Canada welcomes the suggestion by U.S. President Donald Trump that the deadline for concluding talks to modernize NAFTA could be extended, Foreign Minister Chrystia Freeland told reporters on Friday.
Trump told The Wall Street Journal a day earlier that "a lot of things are hard to negotiate" ahead of a Mexican presidential election later this year.
Trump said he would be "a little bit flexible" on his threat to withdraw from the North American Free Trade Agreement because Mexico is facing that presidential election.
Talks to update NAFTA resume Jan. 23 in Montreal and are due to wrap up by end-March.
Freeland said on Jan. 11 that Canada would bring “new ideas” for “unconventional” U.S. proposals, though she didn’t say which. One of the government officials said she was referring to the auto sector. Both officials said Canada would not give a full autos counter-proposal, and spoke on condition they not be identified.
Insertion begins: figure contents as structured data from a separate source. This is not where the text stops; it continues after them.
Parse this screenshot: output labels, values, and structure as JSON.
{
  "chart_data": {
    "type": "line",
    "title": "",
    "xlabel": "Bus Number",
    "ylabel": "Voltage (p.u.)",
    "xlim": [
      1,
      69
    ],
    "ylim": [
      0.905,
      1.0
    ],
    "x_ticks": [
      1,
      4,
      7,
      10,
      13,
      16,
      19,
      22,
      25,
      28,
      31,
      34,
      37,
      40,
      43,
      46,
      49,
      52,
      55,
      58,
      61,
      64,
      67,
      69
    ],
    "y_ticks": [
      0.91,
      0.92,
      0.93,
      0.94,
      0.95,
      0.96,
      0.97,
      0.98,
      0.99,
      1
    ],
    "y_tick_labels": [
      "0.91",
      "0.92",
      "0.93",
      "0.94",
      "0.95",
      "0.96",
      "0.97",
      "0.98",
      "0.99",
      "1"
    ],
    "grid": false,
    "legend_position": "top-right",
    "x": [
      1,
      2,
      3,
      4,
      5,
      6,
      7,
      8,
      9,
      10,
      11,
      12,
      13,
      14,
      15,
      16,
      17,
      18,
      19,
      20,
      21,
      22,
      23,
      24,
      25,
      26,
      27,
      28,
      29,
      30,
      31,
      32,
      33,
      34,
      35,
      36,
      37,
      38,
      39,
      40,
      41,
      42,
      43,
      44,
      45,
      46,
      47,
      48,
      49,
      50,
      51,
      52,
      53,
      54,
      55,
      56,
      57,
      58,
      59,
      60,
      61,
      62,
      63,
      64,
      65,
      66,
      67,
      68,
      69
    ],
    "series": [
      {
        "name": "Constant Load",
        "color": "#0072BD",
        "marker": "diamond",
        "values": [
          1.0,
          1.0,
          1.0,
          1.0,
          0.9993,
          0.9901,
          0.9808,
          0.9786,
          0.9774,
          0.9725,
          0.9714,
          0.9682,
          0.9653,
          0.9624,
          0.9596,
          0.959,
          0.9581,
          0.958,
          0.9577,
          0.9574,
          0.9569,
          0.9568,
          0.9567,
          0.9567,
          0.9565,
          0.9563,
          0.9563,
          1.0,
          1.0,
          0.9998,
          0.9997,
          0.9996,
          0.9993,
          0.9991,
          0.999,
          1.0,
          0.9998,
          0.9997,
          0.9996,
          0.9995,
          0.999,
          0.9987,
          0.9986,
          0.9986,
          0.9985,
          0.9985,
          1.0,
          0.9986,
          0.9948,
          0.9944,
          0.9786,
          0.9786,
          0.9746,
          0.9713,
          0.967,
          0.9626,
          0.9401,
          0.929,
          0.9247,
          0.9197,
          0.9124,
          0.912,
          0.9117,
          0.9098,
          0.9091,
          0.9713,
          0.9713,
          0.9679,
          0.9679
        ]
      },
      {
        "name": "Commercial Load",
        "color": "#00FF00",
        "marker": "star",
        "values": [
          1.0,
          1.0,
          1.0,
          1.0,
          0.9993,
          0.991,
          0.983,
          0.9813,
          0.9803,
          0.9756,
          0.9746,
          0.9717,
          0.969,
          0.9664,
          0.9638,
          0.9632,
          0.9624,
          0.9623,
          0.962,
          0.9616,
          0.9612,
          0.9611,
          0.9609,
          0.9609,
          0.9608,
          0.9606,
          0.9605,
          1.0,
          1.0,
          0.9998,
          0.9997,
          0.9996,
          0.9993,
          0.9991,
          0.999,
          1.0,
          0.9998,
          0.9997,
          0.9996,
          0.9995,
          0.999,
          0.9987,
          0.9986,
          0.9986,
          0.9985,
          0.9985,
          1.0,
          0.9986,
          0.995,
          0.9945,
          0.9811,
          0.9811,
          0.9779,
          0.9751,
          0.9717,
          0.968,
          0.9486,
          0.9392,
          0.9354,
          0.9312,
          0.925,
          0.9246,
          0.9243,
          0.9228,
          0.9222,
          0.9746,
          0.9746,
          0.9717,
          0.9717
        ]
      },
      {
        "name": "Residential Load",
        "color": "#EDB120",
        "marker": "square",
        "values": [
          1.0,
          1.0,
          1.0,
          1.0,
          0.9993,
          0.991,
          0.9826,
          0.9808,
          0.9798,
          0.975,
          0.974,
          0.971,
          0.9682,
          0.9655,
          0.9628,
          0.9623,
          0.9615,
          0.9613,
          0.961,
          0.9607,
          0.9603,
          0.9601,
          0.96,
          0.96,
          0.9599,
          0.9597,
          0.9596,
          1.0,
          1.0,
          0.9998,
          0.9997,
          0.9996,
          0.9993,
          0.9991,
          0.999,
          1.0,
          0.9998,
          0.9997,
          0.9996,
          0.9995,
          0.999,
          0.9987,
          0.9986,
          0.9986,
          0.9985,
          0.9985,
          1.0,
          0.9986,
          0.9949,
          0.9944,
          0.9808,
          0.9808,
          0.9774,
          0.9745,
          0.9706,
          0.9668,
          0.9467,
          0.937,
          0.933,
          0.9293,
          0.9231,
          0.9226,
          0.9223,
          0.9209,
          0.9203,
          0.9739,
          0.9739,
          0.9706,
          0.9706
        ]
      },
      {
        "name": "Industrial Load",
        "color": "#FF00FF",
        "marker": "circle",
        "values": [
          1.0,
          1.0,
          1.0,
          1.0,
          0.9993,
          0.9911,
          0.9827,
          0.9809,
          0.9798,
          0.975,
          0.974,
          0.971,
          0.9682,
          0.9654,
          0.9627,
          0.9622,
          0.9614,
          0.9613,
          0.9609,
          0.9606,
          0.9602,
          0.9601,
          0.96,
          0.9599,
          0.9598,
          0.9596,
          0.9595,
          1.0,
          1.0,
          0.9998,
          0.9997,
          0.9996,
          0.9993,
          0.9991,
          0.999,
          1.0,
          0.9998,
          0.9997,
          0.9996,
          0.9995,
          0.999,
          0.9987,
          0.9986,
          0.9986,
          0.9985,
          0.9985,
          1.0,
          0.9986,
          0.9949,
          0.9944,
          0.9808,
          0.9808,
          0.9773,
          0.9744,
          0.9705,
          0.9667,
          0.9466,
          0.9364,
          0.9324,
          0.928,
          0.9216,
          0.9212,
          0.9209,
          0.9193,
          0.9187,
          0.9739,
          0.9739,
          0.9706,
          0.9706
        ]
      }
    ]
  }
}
The U.S. proposed a vehicle require a higher percentage of North American content to be eligible for duty-free status. The U.S. also wants 50 per cent of that content to be American.
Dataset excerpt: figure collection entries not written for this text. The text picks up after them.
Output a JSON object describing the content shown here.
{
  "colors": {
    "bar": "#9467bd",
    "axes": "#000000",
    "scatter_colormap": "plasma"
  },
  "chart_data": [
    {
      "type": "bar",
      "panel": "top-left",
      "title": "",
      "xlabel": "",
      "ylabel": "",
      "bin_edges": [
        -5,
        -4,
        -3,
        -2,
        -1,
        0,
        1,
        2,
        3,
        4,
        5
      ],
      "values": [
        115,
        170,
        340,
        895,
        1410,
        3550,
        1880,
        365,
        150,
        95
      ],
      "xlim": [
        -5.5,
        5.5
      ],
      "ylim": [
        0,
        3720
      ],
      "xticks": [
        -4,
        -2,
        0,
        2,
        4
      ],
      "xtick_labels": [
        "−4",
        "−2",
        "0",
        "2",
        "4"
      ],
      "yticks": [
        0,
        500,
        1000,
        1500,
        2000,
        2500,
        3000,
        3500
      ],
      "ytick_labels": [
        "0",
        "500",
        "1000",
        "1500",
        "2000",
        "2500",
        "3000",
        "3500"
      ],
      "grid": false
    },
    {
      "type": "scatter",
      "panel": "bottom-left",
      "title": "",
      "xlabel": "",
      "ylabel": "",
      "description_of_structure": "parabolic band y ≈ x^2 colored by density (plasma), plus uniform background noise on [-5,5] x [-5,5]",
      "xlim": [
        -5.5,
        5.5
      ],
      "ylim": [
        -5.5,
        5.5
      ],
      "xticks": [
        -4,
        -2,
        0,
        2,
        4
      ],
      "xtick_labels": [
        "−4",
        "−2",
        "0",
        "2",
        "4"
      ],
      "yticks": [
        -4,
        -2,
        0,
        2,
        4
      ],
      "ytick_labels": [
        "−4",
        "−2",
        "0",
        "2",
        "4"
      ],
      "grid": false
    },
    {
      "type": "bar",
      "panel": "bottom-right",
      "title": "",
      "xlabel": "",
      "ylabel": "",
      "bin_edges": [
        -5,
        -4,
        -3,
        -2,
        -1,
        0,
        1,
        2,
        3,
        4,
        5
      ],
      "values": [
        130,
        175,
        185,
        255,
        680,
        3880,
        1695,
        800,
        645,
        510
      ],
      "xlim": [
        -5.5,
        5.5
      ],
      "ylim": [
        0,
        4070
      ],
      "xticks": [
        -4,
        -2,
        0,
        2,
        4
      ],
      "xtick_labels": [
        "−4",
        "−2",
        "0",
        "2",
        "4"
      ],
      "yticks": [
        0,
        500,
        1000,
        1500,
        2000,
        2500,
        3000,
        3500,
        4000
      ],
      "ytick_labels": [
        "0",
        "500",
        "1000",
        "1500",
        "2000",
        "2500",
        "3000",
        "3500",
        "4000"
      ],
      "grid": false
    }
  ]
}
“When it comes to the more unconventional U.S. proposals, we have been doing some creative thinking, we have been talking with Canadian stakeholders, and we have some new ideas that we look forward to talking with our U.S. and Mexican counterparts about in Montreal,” Freeland said in London, Ont., in comments aired by the CBC. “I think if there’s goodwill on all sides, we could have a great outcome in Montreal.”